Luminothérapie et énergie: les bienfaits de la lumière. Le corps humain est notamment régulé par la lumière du soleil tout au long d’un cycle de 24 heures, le cycle circadien. Lorsqu’on l’on manque de lumière ou que l’on subit un décalage horaire, ce cycle est perturbé et l’organisme humain produit alors de la mélatonine, une substance somnifère qui peut amener à différents symptômes dont la déprime, des déséquilibres hormonaux, la diminution d’activité, la prise de poids, l’irritabilité, l’insomnie, etc. La luminothérapie va donc utiliser la lumière blanche dite à large spectre et imitant la lumière du soleil pour traiter ces problèmes de déprime, souvent saisonniers, liés au manque de soleil.
Les origines de la luminothérapie
- L’importance du soleil est connue depuis plus de deux mille ans. Ce n’est pas pour rien que la plupart des civilisations anciennes (pensons aux Mayas, aux Aztèques, aux Egyptiens, etc.) vouaient un culte au soleil.
- Mais la luminothérapie, en tant que traitement, n’est apparue qu’en 1984 avec le psychiatre et chercheur au National Institute of Mental Health, le Dr Norman E. Rosenthal. C’est lui qui a démontré le lien entre manque de lumière et dépression, définissant ainsi le SAD (Seasonnal Affective Disorder) ou DSH en français (Déprime Saisonnière Hivernale).
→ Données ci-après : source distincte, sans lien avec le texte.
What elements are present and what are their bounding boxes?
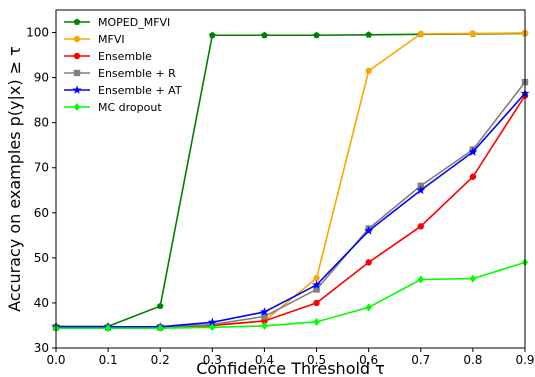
y-tick-label: 80 (34, 116, 49, 130)
y-tick-label: 100 (26, 26, 49, 40)
series-line (56, 92, 526, 328)
data-point (313, 317, 320, 326)
legend-label: MFVI (98, 33, 125, 46)
x-tick-label: 0.6 (359, 353, 378, 367)
data-point (313, 274, 320, 282)
y-axis-label: Accuracy on examples p(y|x) ≥ τ (5, 46, 24, 312)
x-tick-label: 0.4 (255, 353, 274, 367)
series-line (56, 261, 526, 329)
data-point (469, 173, 477, 180)
data-point (364, 226, 374, 235)
series-line (56, 95, 526, 329)
x-tick-label: 0.1 (99, 353, 118, 367)
data-point (469, 30, 477, 37)
x-tick-label: 0.9 (515, 353, 534, 367)
data-point (261, 31, 268, 39)
data-point (365, 31, 373, 38)
series-ensemble-at (51, 88, 530, 331)
x-tick-label: 0.7 (411, 353, 430, 367)
data-point (313, 31, 320, 39)
data-point (417, 30, 424, 38)
legend-label: Ensemble (98, 50, 152, 63)
data-point (313, 299, 320, 307)
data-point (417, 275, 424, 284)
legend-entry: MOPED_MFVI (64, 16, 170, 29)
legend-entry: Ensemble + R (64, 67, 176, 80)
data-point (468, 147, 478, 156)
series-mc-dropout (52, 258, 529, 333)
legend-marker (73, 35, 81, 43)
data-point (417, 223, 424, 230)
data-point (365, 259, 372, 266)
legend-entry: MC dropout (64, 101, 162, 114)
data-point (416, 185, 426, 195)
plot-frame (55, 9, 526, 349)
x-tick-label: 0.3 (203, 353, 222, 367)
x-tick-label: 0.2 (151, 353, 170, 367)
data-point (208, 31, 216, 39)
legend: MOPED_MFVI MFVI Ensemble Ensemble + R Ensemb… (64, 16, 182, 114)
y-tick-label: 50 (34, 251, 49, 265)
y-tick-label: 30 (34, 341, 49, 355)
data-point (311, 280, 322, 289)
x-axis-label: Confidence Threshold τ (196, 359, 385, 377)
data-point (209, 323, 216, 332)
series-line (56, 81, 526, 329)
legend-label: MOPED_MFVI (98, 16, 170, 29)
legend-entry: Ensemble + AT (64, 84, 182, 97)
data-point (313, 286, 320, 293)
data-point (104, 324, 112, 333)
legend-label: MC dropout (98, 101, 162, 114)
data-point (261, 313, 268, 320)
x-tick-label: 0.8 (463, 353, 482, 367)
legend-marker (73, 103, 81, 111)
axes: 0.0 0.1 0.2 0.3 0.4 0.5 0.6 0.7 0.8 0.9 30 40 50 60 70… (26, 9, 535, 367)
data-point (157, 324, 164, 333)
series-ensemble-r (52, 78, 529, 331)
legend-entry: MFVI (64, 33, 125, 46)
series-ensemble (52, 92, 529, 331)
y-tick-label: 70 (34, 161, 49, 175)
y-tick-label: 40 (34, 296, 49, 310)
data-point (469, 274, 477, 283)
x-tick-label: 0.5 (307, 353, 326, 367)
legend-entry: Ensemble (64, 50, 152, 63)
data-point (365, 67, 372, 75)
data-point (365, 303, 372, 312)
y-tick-label: 60 (34, 206, 49, 220)
data-point (261, 321, 268, 330)
data-point (259, 307, 270, 316)
plot-area (51, 29, 530, 333)
legend-label: Ensemble + R (98, 67, 176, 80)
legend-marker (73, 52, 81, 60)
legend-marker (73, 18, 81, 25)
x-tick-label: 0.0 (46, 353, 65, 367)
legend-marker (73, 69, 81, 77)
legend-marker (72, 85, 82, 94)
legend-label: Ensemble + AT (98, 84, 182, 97)
data-point (156, 302, 164, 309)
data-point (207, 317, 217, 327)
y-tick-label: 90 (34, 71, 49, 85)
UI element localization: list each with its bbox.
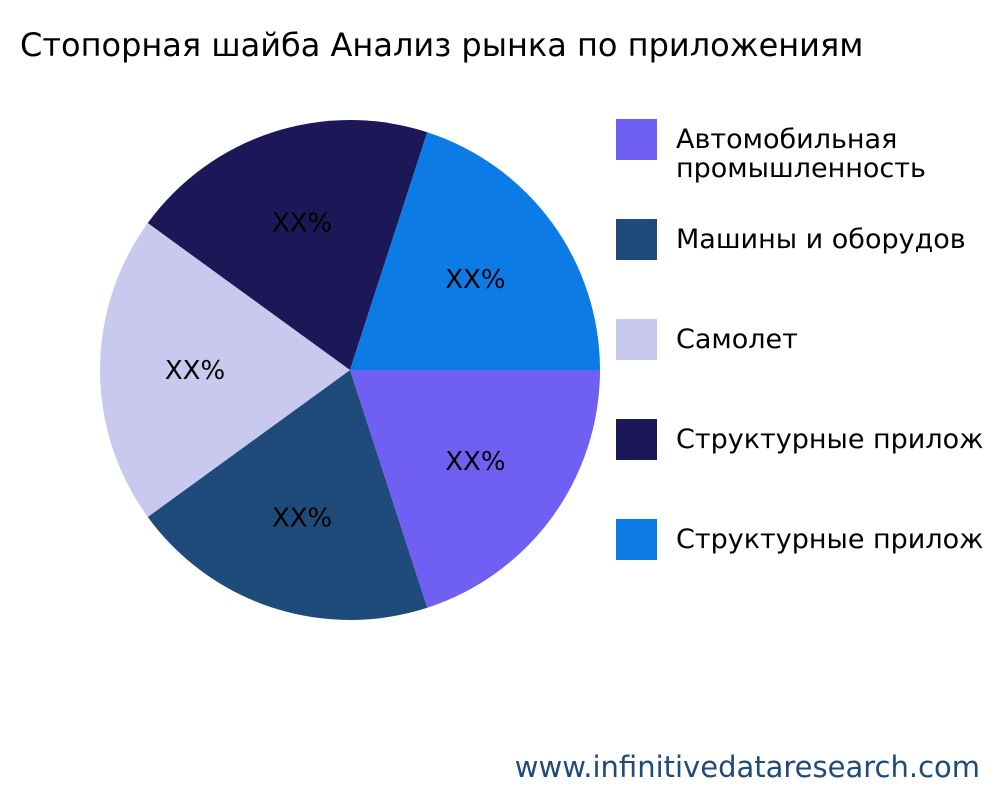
legend-swatch (616, 419, 657, 460)
legend-item: Структурные прилож (616, 419, 983, 460)
slice-data-label: XX% (272, 209, 332, 239)
legend-swatch (616, 219, 657, 260)
legend-swatch (616, 119, 657, 160)
legend-swatch (616, 319, 657, 360)
legend-label: Машины и оборудов (676, 224, 966, 255)
pie-slice (147, 120, 428, 370)
pie-slice (147, 370, 428, 620)
legend-item: Машины и оборудов (616, 219, 966, 260)
watermark: www.infinitivedataresearch.com (514, 750, 980, 784)
legend-label: Структурные прилож (676, 524, 984, 555)
legend-item: Автомобильная промышленность (616, 119, 926, 183)
legend-item: Структурные прилож (616, 519, 983, 560)
chart-title: Стопорная шайба Анализ рынка по приложен… (20, 26, 864, 64)
legend-swatch (616, 519, 657, 560)
slice-data-label: XX% (445, 447, 505, 477)
legend-label: Самолет (676, 324, 798, 355)
pie-slice (100, 223, 350, 517)
slice-data-label: XX% (165, 356, 225, 386)
legend-label: Структурные прилож (676, 424, 984, 455)
legend-item: Самолет (616, 319, 798, 360)
slice-data-label: XX% (272, 503, 332, 533)
pie-slice (350, 132, 600, 370)
slice-data-label: XX% (445, 265, 505, 295)
pie-slice (350, 370, 600, 608)
legend-label: Автомобильная промышленность (676, 124, 926, 184)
- Il a en effet constaté que l’état des personnes souffrant de déprime pendant l’hiver s’améliorait quand elles étaient exposées à la lumière artificielle à large spectre.
L’impact de la lumière sur l’horloge biologique
- La lumière pénètre dans l’organisme par les yeux et elle régule le cycle circadien, c’est-à-dire tout ce qui se déroule sur une période de 24 heures à savoir le sommeil et l’éveil, les repas, les plages de repos. Par ailleurs, elle régule aussi en partie les rythmes biologiques plus longs.
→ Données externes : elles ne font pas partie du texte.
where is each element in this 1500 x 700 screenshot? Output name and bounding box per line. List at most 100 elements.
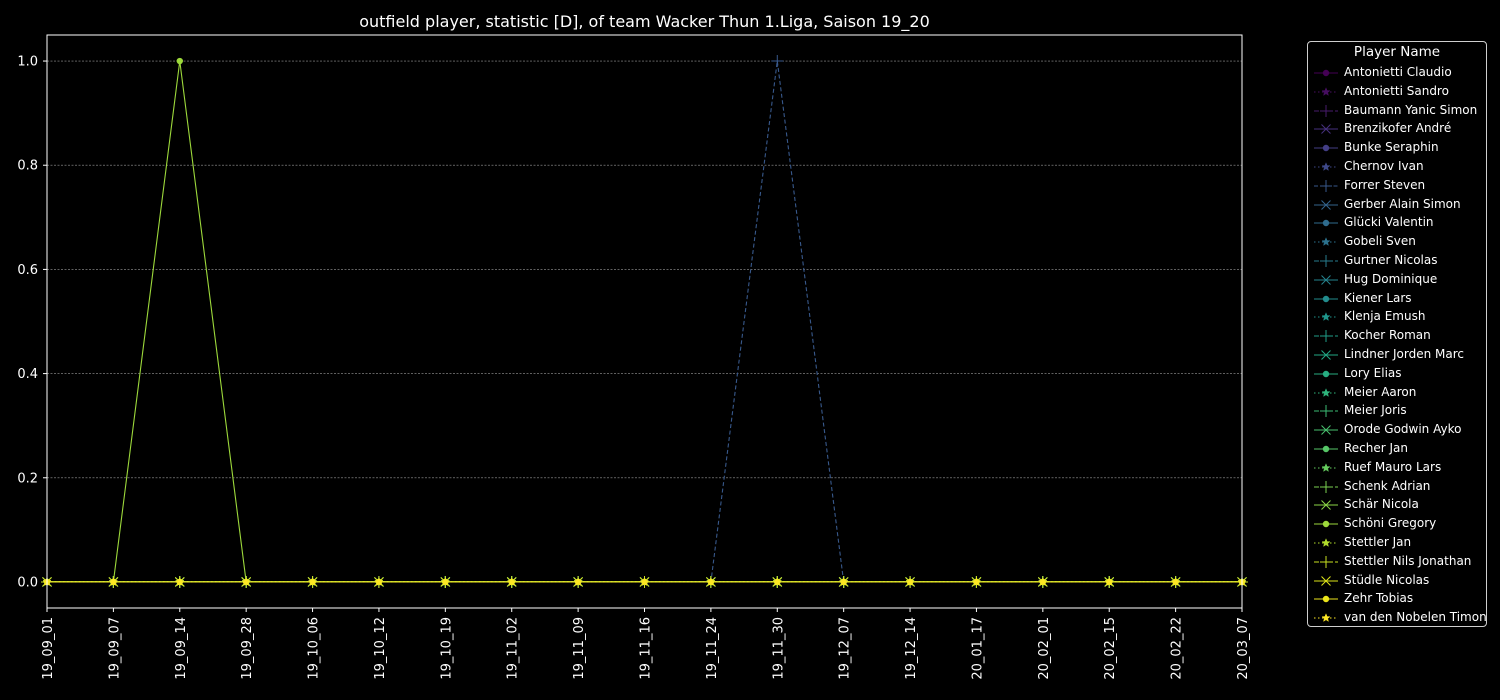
legend-marker [1323, 70, 1328, 75]
legend-swatch [1312, 552, 1340, 570]
legend-label: Bunke Seraphin [1344, 140, 1439, 154]
series-line [47, 61, 1242, 582]
y-tick-label: 0.8 [17, 159, 38, 174]
legend-swatch [1312, 345, 1340, 363]
legend-swatch [1312, 439, 1340, 457]
legend-item: van den Nobelen Timon [1308, 608, 1486, 627]
legend-item: Forrer Steven [1308, 176, 1486, 195]
legend-swatch [1312, 138, 1340, 156]
legend-marker [1323, 371, 1328, 376]
legend-swatch [1312, 82, 1340, 100]
x-tick-label: 20_02_22 [1170, 617, 1185, 680]
legend-label: Hug Dominique [1344, 272, 1437, 286]
legend-swatch [1312, 101, 1340, 119]
x-tick-label: 19_11_24 [705, 617, 720, 680]
legend-item: Kiener Lars [1308, 289, 1486, 308]
legend-swatch [1312, 571, 1340, 589]
legend-item: Schär Nicola [1308, 495, 1486, 514]
x-tick-label: 19_11_16 [639, 617, 654, 680]
legend-item: Lindner Jorden Marc [1308, 345, 1486, 364]
legend-label: Brenzikofer André [1344, 121, 1451, 135]
legend-label: Glücki Valentin [1344, 215, 1434, 229]
x-tick-label: 19_10_06 [307, 617, 322, 680]
legend-label: Schär Nicola [1344, 497, 1419, 511]
legend-item: Brenzikofer André [1308, 119, 1486, 138]
legend-label: Gobeli Sven [1344, 234, 1416, 248]
legend-marker [1320, 405, 1332, 417]
legend-label: Lory Elias [1344, 366, 1402, 380]
legend-swatch [1312, 251, 1340, 269]
legend-label: Forrer Steven [1344, 178, 1425, 192]
legend-swatch [1312, 119, 1340, 137]
legend-label: Schenk Adrian [1344, 479, 1430, 493]
legend-item: Gerber Alain Simon [1308, 195, 1486, 214]
legend-swatch [1312, 458, 1340, 476]
legend-label: Zehr Tobias [1344, 591, 1413, 605]
legend-swatch [1312, 307, 1340, 325]
legend-marker [1320, 105, 1332, 117]
legend-marker [1322, 313, 1330, 321]
legend-label: Ruef Mauro Lars [1344, 460, 1441, 474]
legend-items: Antonietti Claudio Antonietti Sandro Bauma… [1308, 63, 1486, 627]
legend-label: Stüdle Nicolas [1344, 573, 1429, 587]
legend-swatch [1312, 533, 1340, 551]
legend-marker [1323, 597, 1328, 602]
legend-marker [1320, 180, 1332, 192]
legend-swatch [1312, 232, 1340, 250]
legend-label: Schöni Gregory [1344, 516, 1436, 530]
legend-item: Chernov Ivan [1308, 157, 1486, 176]
x-tick-label: 20_02_15 [1103, 617, 1118, 680]
legend-item: Schöni Gregory [1308, 514, 1486, 533]
x-tick-label: 19_10_19 [439, 617, 454, 680]
legend-label: Gurtner Nicolas [1344, 253, 1437, 267]
y-tick-label: 1.0 [17, 55, 38, 70]
legend-swatch [1312, 383, 1340, 401]
legend-item: Gobeli Sven [1308, 232, 1486, 251]
legend-swatch [1312, 420, 1340, 438]
legend-marker [1322, 614, 1330, 622]
legend-label: Stettler Jan [1344, 535, 1411, 549]
legend-swatch [1312, 495, 1340, 513]
legend-item: Ruef Mauro Lars [1308, 458, 1486, 477]
legend-swatch [1312, 176, 1340, 194]
chart-title: outfield player, statistic [D], of team … [359, 12, 930, 32]
legend-marker [1323, 221, 1328, 226]
legend-item: Kocher Roman [1308, 326, 1486, 345]
legend-marker [1322, 388, 1330, 396]
data-point [177, 58, 182, 63]
legend-swatch [1312, 270, 1340, 288]
series-6 [41, 55, 1248, 588]
legend-marker [1320, 255, 1332, 267]
legend-title: Player Name [1308, 44, 1486, 60]
data-point [771, 55, 783, 67]
legend-label: Antonietti Sandro [1344, 84, 1449, 98]
legend-marker [1322, 238, 1330, 246]
legend-item: Stüdle Nicolas [1308, 571, 1486, 590]
legend-item: Glücki Valentin [1308, 213, 1486, 232]
legend-marker [1323, 145, 1328, 150]
y-tick-label: 0.2 [17, 471, 38, 486]
legend-swatch [1312, 477, 1340, 495]
x-tick-label: 19_09_28 [240, 617, 255, 680]
legend-item: Baumann Yanic Simon [1308, 101, 1486, 120]
x-tick-label: 19_11_09 [572, 617, 587, 680]
legend-item: Lory Elias [1308, 364, 1486, 383]
series-24 [44, 58, 1244, 584]
x-tick-label: 19_11_02 [506, 617, 521, 680]
x-tick-label: 19_10_12 [373, 617, 388, 680]
legend-label: Meier Aaron [1344, 385, 1416, 399]
legend-marker [1320, 330, 1332, 342]
legend: Player Name Antonietti Claudio Antonietti… [1307, 41, 1487, 627]
legend-item: Antonietti Claudio [1308, 63, 1486, 82]
legend-item: Bunke Seraphin [1308, 138, 1486, 157]
x-tick-label: 20_01_17 [970, 617, 985, 680]
legend-label: Orode Godwin Ayko [1344, 422, 1461, 436]
legend-item: Orode Godwin Ayko [1308, 420, 1486, 439]
legend-label: Recher Jan [1344, 441, 1408, 455]
y-tick-label: 0.0 [17, 575, 38, 590]
legend-label: Lindner Jorden Marc [1344, 347, 1464, 361]
legend-label: Baumann Yanic Simon [1344, 103, 1477, 117]
legend-label: van den Nobelen Timon [1344, 610, 1487, 624]
legend-swatch [1312, 213, 1340, 231]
- En entrant dans l’œil, la lumière envoie au cerveau des signaux électriques qui agissent sur des neurotransmetteurs comme la sérotonine qui régularise l’humeur et la mélatonine aux effets somnifères. Le manque de lumière entre novembre et mars va dérégler ces rythmes biologiques et produire chez les personnes souffrant du SAD un taux trop élevé de mélatonine.
La luminothérapie en pratique
- Ce traitement consiste simplement à s’exposer quotidiennement à une lumière à large spectre d’une intensité se situant entre 2500 et 10000 lux.
- La durée d’une exposition est d’environ une heure le matin.
- S’ils peuvent se faire en clinique, ces traitements sont aussi applicables à domicile puisqu’il existe dans le commerce des lampes de luminothérapie de bureau, sur pied, ou encore des panneaux lumineux très efficaces. Il faut toutefois s’assurer que ces lampes sont bien pourvues d’un filtre UVB pour ne pas endommager la peau.
Le simulateur d’aube
- Ce réveil-matin permet de s’éveiller de façon naturelle puisqu’il reproduit les conditions du lever du soleil. Ainsi, au lieu d’être brutalement tiré du sommeil par une alarme, le simulateur d’aube va éclairer doucement la chambre puis intensifier cette luminosité pour arriver au maximum de son intensité à l’heure préprogrammée.
- Une façon de s’éveiller par les rayons du soleil, bien plus doux qu’une alarme.
- Voici comment cela fonctionne : la lumière de l’ampoule brille d’abord faiblement mais suffisamment pour traverser les paupières et transmettre l’information lumineuse à l’hypothalamus. Cette partie du cerveau située derrière les yeux possède une glande appelée glande pinéale. En décodant l’information lumineuse « le jour se lève » la glande pinéale va réduire la production de mélatonine et transmettre au corps l’ordre de se réveiller.
Bon à savoir
- Un éclairage intérieur normal ne suffit pas car il fournit une luminosité d’environ 500 lux alors que pour un traitement en luminothérapie, cette luminosité doit au moins être de 2500 lux.